Private businesses say this kuja kesho mentality is one of the biggest impediments to attracting investment and expanding operations. Several aim to move into the east African region and beyond, but are consistently wrongfooted by government inefficiency.
“The business community is dynamic, but the government … Oh my goodness”, says the businessman.
Of its four neighbours, only landlocked, war-devastated Burundi scored lower than Tanzania for its business environment in the World Bank rankings this year. Worse, it is slipping.
“In terms of the quality of the country’s investment climate, the country’s ranking has actually declined, slipping 21 places over the past five years”, says a World Bank report on Tanzania published this year.
While it is easier to start a business and register property than it used to be, it is harder to secure construction permits, protect investments, trade across borders and enforce contracts, the report says.
William Mgimwa, the finance minister, says: “We are not here to make decisions that are going to create any negativity with investors. No, no, no. That will be the last [thing] to attempt”.
But in another set of rankings, which assess government effectiveness, Tanzania is also slipping, down 15 places in five years.
Real estate developers say they can wait months for “the right business permit”, a euphemism for a propensity to extract money in exchange for paperwork.
“Corruption is … perceived as the most severe constraint by almost half of business leaders”, says the World Bank report.
Business people say privately they could cope with corruption if paying extra meant it would speed things up. “They take the money and things still don’t happen”, complains one.
Businesspeople say the problem is based, to some extent, on the country’s socialist, centralised legacy. “Decision-making is very slow”, says one. “Everyone wants the safest bet, including the president.
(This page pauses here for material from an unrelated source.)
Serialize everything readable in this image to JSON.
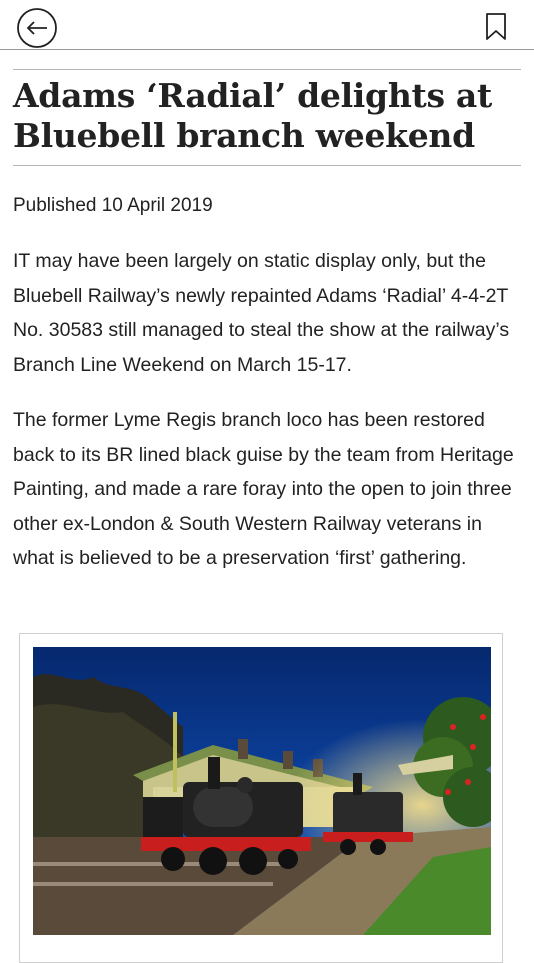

Don’t do anything and then we’re still OK”.
None of which suggests Tanzania is speeding to its target to become a middle-income country by 2025.
But, with an election on the way and donors regularly noting that despite pouring in billions of dollars they have made no headway on reducing poverty, president Jakaya Kikwete is spearheading a fresh initiative.
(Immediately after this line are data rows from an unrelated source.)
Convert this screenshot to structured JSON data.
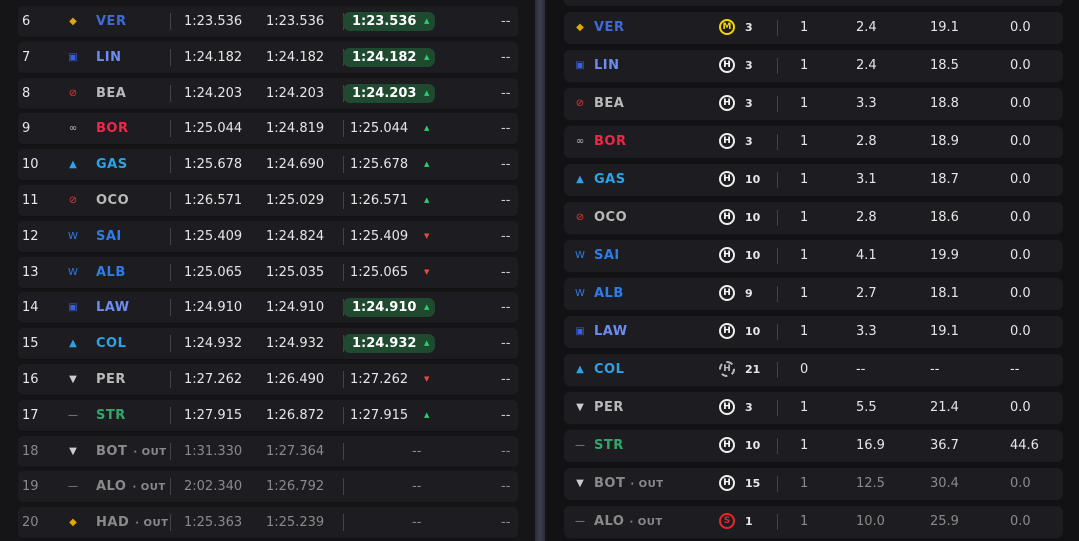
{
  "colors": {
    "best": "#1f4a30",
    "up": "#2ecc71",
    "down": "#e74c3c"
  },
  "timing": {
    "rows": [
      {
        "pos": "6",
        "team_icon": "redbull-icon",
        "driver": "VER",
        "out": "",
        "lap1": "1:23.536",
        "lap2": "1:23.536",
        "lap3": "1:23.536",
        "best": true,
        "trend": "up",
        "gap": "--",
        "color": "#3e6bd6"
      },
      {
        "pos": "7",
        "team_icon": "racingbulls-icon",
        "driver": "LIN",
        "out": "",
        "lap1": "1:24.182",
        "lap2": "1:24.182",
        "lap3": "1:24.182",
        "best": true,
        "trend": "up",
        "gap": "--",
        "color": "#6c8cf0"
      },
      {
        "pos": "8",
        "team_icon": "haas-icon",
        "driver": "BEA",
        "out": "",
        "lap1": "1:24.203",
        "lap2": "1:24.203",
        "lap3": "1:24.203",
        "best": true,
        "trend": "up",
        "gap": "--",
        "color": "#b9b9b9"
      },
      {
        "pos": "9",
        "team_icon": "audi-icon",
        "driver": "BOR",
        "out": "",
        "lap1": "1:25.044",
        "lap2": "1:24.819",
        "lap3": "1:25.044",
        "best": false,
        "trend": "up",
        "gap": "--",
        "color": "#f0264a"
      },
      {
        "pos": "10",
        "team_icon": "alpine-icon",
        "driver": "GAS",
        "out": "",
        "lap1": "1:25.678",
        "lap2": "1:24.690",
        "lap3": "1:25.678",
        "best": false,
        "trend": "up",
        "gap": "--",
        "color": "#2aa3e8"
      },
      {
        "pos": "11",
        "team_icon": "haas-icon",
        "driver": "OCO",
        "out": "",
        "lap1": "1:26.571",
        "lap2": "1:25.029",
        "lap3": "1:26.571",
        "best": false,
        "trend": "up",
        "gap": "--",
        "color": "#b9b9b9"
      },
      {
        "pos": "12",
        "team_icon": "williams-icon",
        "driver": "SAI",
        "out": "",
        "lap1": "1:25.409",
        "lap2": "1:24.824",
        "lap3": "1:25.409",
        "best": false,
        "trend": "down",
        "gap": "--",
        "color": "#2f7be8"
      },
      {
        "pos": "13",
        "team_icon": "williams-icon",
        "driver": "ALB",
        "out": "",
        "lap1": "1:25.065",
        "lap2": "1:25.035",
        "lap3": "1:25.065",
        "best": false,
        "trend": "down",
        "gap": "--",
        "color": "#2f7be8"
      },
      {
        "pos": "14",
        "team_icon": "racingbulls-icon",
        "driver": "LAW",
        "out": "",
        "lap1": "1:24.910",
        "lap2": "1:24.910",
        "lap3": "1:24.910",
        "best": true,
        "trend": "up",
        "gap": "--",
        "color": "#6c8cf0"
      },
      {
        "pos": "15",
        "team_icon": "alpine-icon",
        "driver": "COL",
        "out": "",
        "lap1": "1:24.932",
        "lap2": "1:24.932",
        "lap3": "1:24.932",
        "best": true,
        "trend": "up",
        "gap": "--",
        "color": "#2aa3e8"
      },
      {
        "pos": "16",
        "team_icon": "cadillac-icon",
        "driver": "PER",
        "out": "",
        "lap1": "1:27.262",
        "lap2": "1:26.490",
        "lap3": "1:27.262",
        "best": false,
        "trend": "down",
        "gap": "--",
        "color": "#b9b9b9"
      },
      {
        "pos": "17",
        "team_icon": "astonmartin-icon",
        "driver": "STR",
        "out": "",
        "lap1": "1:27.915",
        "lap2": "1:26.872",
        "lap3": "1:27.915",
        "best": false,
        "trend": "up",
        "gap": "--",
        "color": "#2ea86b"
      },
      {
        "pos": "18",
        "team_icon": "cadillac-icon",
        "driver": "BOT",
        "out": "· OUT",
        "lap1": "1:31.330",
        "lap2": "1:27.364",
        "lap3": "--",
        "best": false,
        "trend": "",
        "gap": "--",
        "color": "#8a8a8a"
      },
      {
        "pos": "19",
        "team_icon": "astonmartin-icon",
        "driver": "ALO",
        "out": "· OUT",
        "lap1": "2:02.340",
        "lap2": "1:26.792",
        "lap3": "--",
        "best": false,
        "trend": "",
        "gap": "--",
        "color": "#8a8a8a"
      },
      {
        "pos": "20",
        "team_icon": "redbull-icon",
        "driver": "HAD",
        "out": "· OUT",
        "lap1": "1:25.363",
        "lap2": "1:25.239",
        "lap3": "--",
        "best": false,
        "trend": "",
        "gap": "--",
        "color": "#8a8a8a"
      }
    ]
  },
  "stints": {
    "rows": [
      {
        "team_icon": "redbull-icon",
        "driver": "VER",
        "out": "",
        "tyre": "M",
        "tyre_type": "med",
        "laps": "3",
        "pits": "1",
        "c1": "2.4",
        "c2": "19.1",
        "c3": "0.0",
        "color": "#3e6bd6"
      },
      {
        "team_icon": "racingbulls-icon",
        "driver": "LIN",
        "out": "",
        "tyre": "H",
        "tyre_type": "hard",
        "laps": "3",
        "pits": "1",
        "c1": "2.4",
        "c2": "18.5",
        "c3": "0.0",
        "color": "#6c8cf0"
      },
      {
        "team_icon": "haas-icon",
        "driver": "BEA",
        "out": "",
        "tyre": "H",
        "tyre_type": "hard",
        "laps": "3",
        "pits": "1",
        "c1": "3.3",
        "c2": "18.8",
        "c3": "0.0",
        "color": "#b9b9b9"
      },
      {
        "team_icon": "audi-icon",
        "driver": "BOR",
        "out": "",
        "tyre": "H",
        "tyre_type": "hard",
        "laps": "3",
        "pits": "1",
        "c1": "2.8",
        "c2": "18.9",
        "c3": "0.0",
        "color": "#f0264a"
      },
      {
        "team_icon": "alpine-icon",
        "driver": "GAS",
        "out": "",
        "tyre": "H",
        "tyre_type": "hard",
        "laps": "10",
        "pits": "1",
        "c1": "3.1",
        "c2": "18.7",
        "c3": "0.0",
        "color": "#2aa3e8"
      },
      {
        "team_icon": "haas-icon",
        "driver": "OCO",
        "out": "",
        "tyre": "H",
        "tyre_type": "hard",
        "laps": "10",
        "pits": "1",
        "c1": "2.8",
        "c2": "18.6",
        "c3": "0.0",
        "color": "#b9b9b9"
      },
      {
        "team_icon": "williams-icon",
        "driver": "SAI",
        "out": "",
        "tyre": "H",
        "tyre_type": "hard",
        "laps": "10",
        "pits": "1",
        "c1": "4.1",
        "c2": "19.9",
        "c3": "0.0",
        "color": "#2f7be8"
      },
      {
        "team_icon": "williams-icon",
        "driver": "ALB",
        "out": "",
        "tyre": "H",
        "tyre_type": "hard",
        "laps": "9",
        "pits": "1",
        "c1": "2.7",
        "c2": "18.1",
        "c3": "0.0",
        "color": "#2f7be8"
      },
      {
        "team_icon": "racingbulls-icon",
        "driver": "LAW",
        "out": "",
        "tyre": "H",
        "tyre_type": "hard",
        "laps": "10",
        "pits": "1",
        "c1": "3.3",
        "c2": "19.1",
        "c3": "0.0",
        "color": "#6c8cf0"
      },
      {
        "team_icon": "alpine-icon",
        "driver": "COL",
        "out": "",
        "tyre": "H",
        "tyre_type": "used",
        "laps": "21",
        "pits": "0",
        "c1": "--",
        "c2": "--",
        "c3": "--",
        "color": "#2aa3e8"
      },
      {
        "team_icon": "cadillac-icon",
        "driver": "PER",
        "out": "",
        "tyre": "H",
        "tyre_type": "hard",
        "laps": "3",
        "pits": "1",
        "c1": "5.5",
        "c2": "21.4",
        "c3": "0.0",
        "color": "#b9b9b9"
      },
      {
        "team_icon": "astonmartin-icon",
        "driver": "STR",
        "out": "",
        "tyre": "H",
        "tyre_type": "hard",
        "laps": "10",
        "pits": "1",
        "c1": "16.9",
        "c2": "36.7",
        "c3": "44.6",
        "color": "#2ea86b"
      },
      {
        "team_icon": "cadillac-icon",
        "driver": "BOT",
        "out": "· OUT",
        "tyre": "H",
        "tyre_type": "hard",
        "laps": "15",
        "pits": "1",
        "c1": "12.5",
        "c2": "30.4",
        "c3": "0.0",
        "color": "#8a8a8a"
      },
      {
        "team_icon": "astonmartin-icon",
        "driver": "ALO",
        "out": "· OUT",
        "tyre": "S",
        "tyre_type": "soft",
        "laps": "1",
        "pits": "1",
        "c1": "10.0",
        "c2": "25.9",
        "c3": "0.0",
        "color": "#8a8a8a"
      }
    ]
  }
}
Lu Youqing, the Chinese ambassador, says “One reason Tanzania has difficulties attracting investment is the inefficiency of the government”.
He backs the president’s delivery bureau, a Chinese-style target-orientated office, headed by Omari Issa, who also heads a donor-funded initiative.
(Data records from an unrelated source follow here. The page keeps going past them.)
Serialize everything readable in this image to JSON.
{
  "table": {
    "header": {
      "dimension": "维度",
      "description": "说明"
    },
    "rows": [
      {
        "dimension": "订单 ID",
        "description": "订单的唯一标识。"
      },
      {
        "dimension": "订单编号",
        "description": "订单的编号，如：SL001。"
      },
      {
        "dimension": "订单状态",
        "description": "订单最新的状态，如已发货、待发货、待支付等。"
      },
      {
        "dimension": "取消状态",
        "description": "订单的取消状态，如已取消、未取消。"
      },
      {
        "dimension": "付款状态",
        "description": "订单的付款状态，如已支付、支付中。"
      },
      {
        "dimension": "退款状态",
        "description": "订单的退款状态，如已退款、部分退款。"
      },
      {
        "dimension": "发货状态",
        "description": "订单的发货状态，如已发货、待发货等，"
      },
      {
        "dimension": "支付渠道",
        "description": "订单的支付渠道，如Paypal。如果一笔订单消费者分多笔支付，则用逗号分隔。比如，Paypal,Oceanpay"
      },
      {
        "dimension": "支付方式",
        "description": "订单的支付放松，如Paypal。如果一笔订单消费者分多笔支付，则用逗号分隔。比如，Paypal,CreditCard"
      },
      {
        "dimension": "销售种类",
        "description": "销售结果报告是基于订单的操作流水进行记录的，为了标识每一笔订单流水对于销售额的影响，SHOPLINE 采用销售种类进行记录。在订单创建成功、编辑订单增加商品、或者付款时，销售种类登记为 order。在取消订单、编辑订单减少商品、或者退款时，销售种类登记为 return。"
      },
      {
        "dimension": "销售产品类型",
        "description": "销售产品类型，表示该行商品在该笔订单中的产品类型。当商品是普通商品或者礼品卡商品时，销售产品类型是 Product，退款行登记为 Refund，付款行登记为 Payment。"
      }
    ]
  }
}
“The ‘Big Results Now’ initiative is a recognition by the government that it is not getting results fast enough”, says a senior international donor of a project introduced this year to fast-track reforms in six areas, including energy, agriculture and education. “The productivity of public expenditure is very low”.
The BRN initiative, modelled on efforts in Malaysia after a visit there by Mr Kikwete, aims to marshal change from the top and deliver on targets.
The $25m-a-year monitoring system is paid for by the World Bank, the UK’s aid agency DfID – which has committed more than $70m over four years – and the Swedish aid agency.
On his return, Mr Kikwete gathered the country’s top officials to execute the plan, which has a counterpart in Rwanda.
Tanzania already had several overlapping plans, but Mr Mgimwa says the extra organisation will deliver.
“We have had all these priorities for the past two years in the strategic plan – [the BRN] is not a publication of other priorities”, he says. “It is a mere emphasis on specific priorities that have a quick impact”.
Business people and investors are sceptical whether it can deliver results faster.
One donor insists: “It’s not a waste of money. The point is to have a different level of execution”.